Giving up your right to ownership or control of money and property.
Agreeing to pay bills and debts of the person you are marrying or to
whom you are married. Giving up your right to money and property if
your marriage ends or the person to whom you are married dies. Giving
up your right to have your legal fees paid."
(4) A party has adequate financial disclosure under this section if
the party:
(a) Receives a reasonably accurate description and good-faith estimate
of value of the property, liabilities, and income of the other party;
or . . .
(c) Has adequate knowledge or a reasonable basis for having adequate
knowledge of the information described in paragraph (a) of this
subsection (4).
(5) A premarital agreement or marital agreement or amendment thereto
or revocation thereof that is otherwise enforceable after applying the
provisions of subsections (1) to (4) of this section is nevertheless
unenforceable insofar, but only insofar, as the provisions of such
agreement, amendment, or revocation relate to the determination,
modification, limitation, or elimination of spousal maintenance or the
waiver or allocation of attorney fees, and such provisions are
unconscionable at the time of enforcement of such provisions. The
issue of unconscionability shall be decided by the court as a matter
of law. . . .
(8) A premarital or marital agreement, or an amendment of either, that
is not in a record and signed by both parties is unenforceable.

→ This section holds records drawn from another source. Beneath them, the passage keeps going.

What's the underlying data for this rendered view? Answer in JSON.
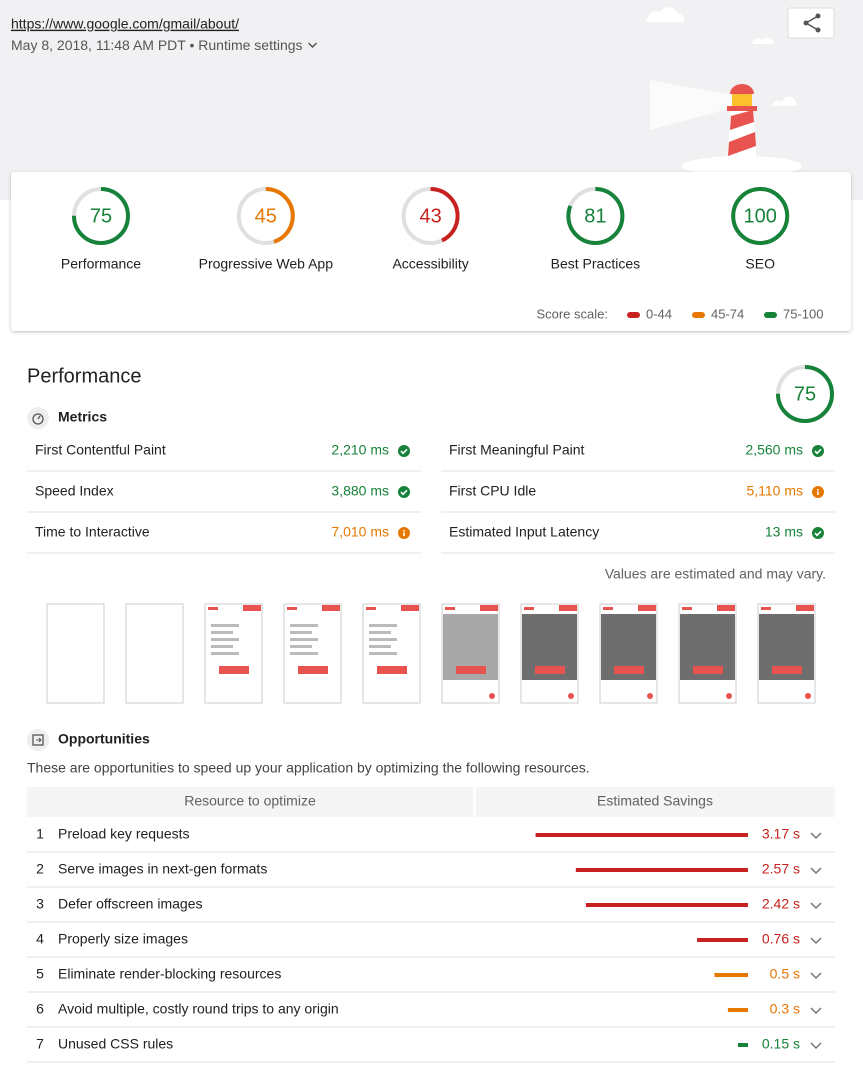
{
  "header": {
    "url": "https://www.google.com/gmail/about/",
    "date": "May 8, 2018, 11:48 AM PDT",
    "separator": "•",
    "runtime": "Runtime settings"
  },
  "scores": [
    {
      "label": "Performance",
      "value": 75,
      "color": "#178239"
    },
    {
      "label": "Progressive Web App",
      "value": 45,
      "color": "#e67700"
    },
    {
      "label": "Accessibility",
      "value": 43,
      "color": "#c7221f"
    },
    {
      "label": "Best Practices",
      "value": 81,
      "color": "#178239"
    },
    {
      "label": "SEO",
      "value": 100,
      "color": "#178239"
    }
  ],
  "scale_title": "Score scale:",
  "scale": [
    {
      "label": "0-44",
      "color": "#c7221f"
    },
    {
      "label": "45-74",
      "color": "#e67700"
    },
    {
      "label": "75-100",
      "color": "#178239"
    }
  ],
  "performance": {
    "title": "Performance",
    "score": 75,
    "color": "#178239",
    "metrics_title": "Metrics",
    "metrics": [
      {
        "name": "First Contentful Paint",
        "value": "2,210 ms",
        "status": "pass",
        "color": "#178239"
      },
      {
        "name": "First Meaningful Paint",
        "value": "2,560 ms",
        "status": "pass",
        "color": "#178239"
      },
      {
        "name": "Speed Index",
        "value": "3,880 ms",
        "status": "pass",
        "color": "#178239"
      },
      {
        "name": "First CPU Idle",
        "value": "5,110 ms",
        "status": "average",
        "color": "#e67700"
      },
      {
        "name": "Time to Interactive",
        "value": "7,010 ms",
        "status": "average",
        "color": "#e67700"
      },
      {
        "name": "Estimated Input Latency",
        "value": "13 ms",
        "status": "pass",
        "color": "#178239"
      }
    ],
    "note": "Values are estimated and may vary.",
    "opportunities_title": "Opportunities",
    "opportunities_description": "These are opportunities to speed up your application by optimizing the following resources.",
    "columns": [
      "Resource to optimize",
      "Estimated Savings"
    ],
    "opportunities": [
      {
        "index": 1,
        "name": "Preload key requests",
        "value": 3.17,
        "value_label": "3.17 s",
        "color": "#c7221f"
      },
      {
        "index": 2,
        "name": "Serve images in next-gen formats",
        "value": 2.57,
        "value_label": "2.57 s",
        "color": "#c7221f"
      },
      {
        "index": 3,
        "name": "Defer offscreen images",
        "value": 2.42,
        "value_label": "2.42 s",
        "color": "#c7221f"
      },
      {
        "index": 4,
        "name": "Properly size images",
        "value": 0.76,
        "value_label": "0.76 s",
        "color": "#c7221f"
      },
      {
        "index": 5,
        "name": "Eliminate render-blocking resources",
        "value": 0.5,
        "value_label": "0.5 s",
        "color": "#e67700"
      },
      {
        "index": 6,
        "name": "Avoid multiple, costly round trips to any origin",
        "value": 0.3,
        "value_label": "0.3 s",
        "color": "#e67700"
      },
      {
        "index": 7,
        "name": "Unused CSS rules",
        "value": 0.15,
        "value_label": "0.15 s",
        "color": "#178239"
      }
    ]
  }
}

The enforcement provisions contemplate situations where one spouse (often called the "poor spouse") can enforce the agreement if desired, but the other spouse (often called the "rich spouse") cannot enforce it.
Colorado Revised Statutes § 14-2-310 meanwhile, sets forth certain prenuptial agreement provisions that aren't enforceable even if the execution of the agreement meets all of the requirements:
(1) In this section, "custodial responsibility" means parental rights
and responsibilities, parenting time, access, visitation, or other
custodial right or duty with respect to a child.
(2) A term in a premarital agreement or marital agreement is not
enforceable to the extent that it:
(a) Adversely affects a child's right to support;
(b) Limits or restricts a remedy available to a victim of domestic
violence under law of this state other than this part 3;
(c) Purports to modify the grounds for a court-decreed legal
separation or marital dissolution available under law of this state
other than this part 3;
(d) Penalizes a party for initiating a legal proceeding leading to a
court-decreed legal separation or marital dissolution; or
(e) Violates public policy.
(3) A term in a premarital agreement or marital agreement which
defines the rights or duties of the parties regarding custodial
responsibility is not binding on the court.
Colorado is more stringent than most U.S. states in the requirements it imposes to enforce prenuptial agreements, so an agreement that met its standards would be valid in almost every U.S. state. Most, but not all, U.S. states, have enacted an earlier version of the uniform act with fewer formal requirements.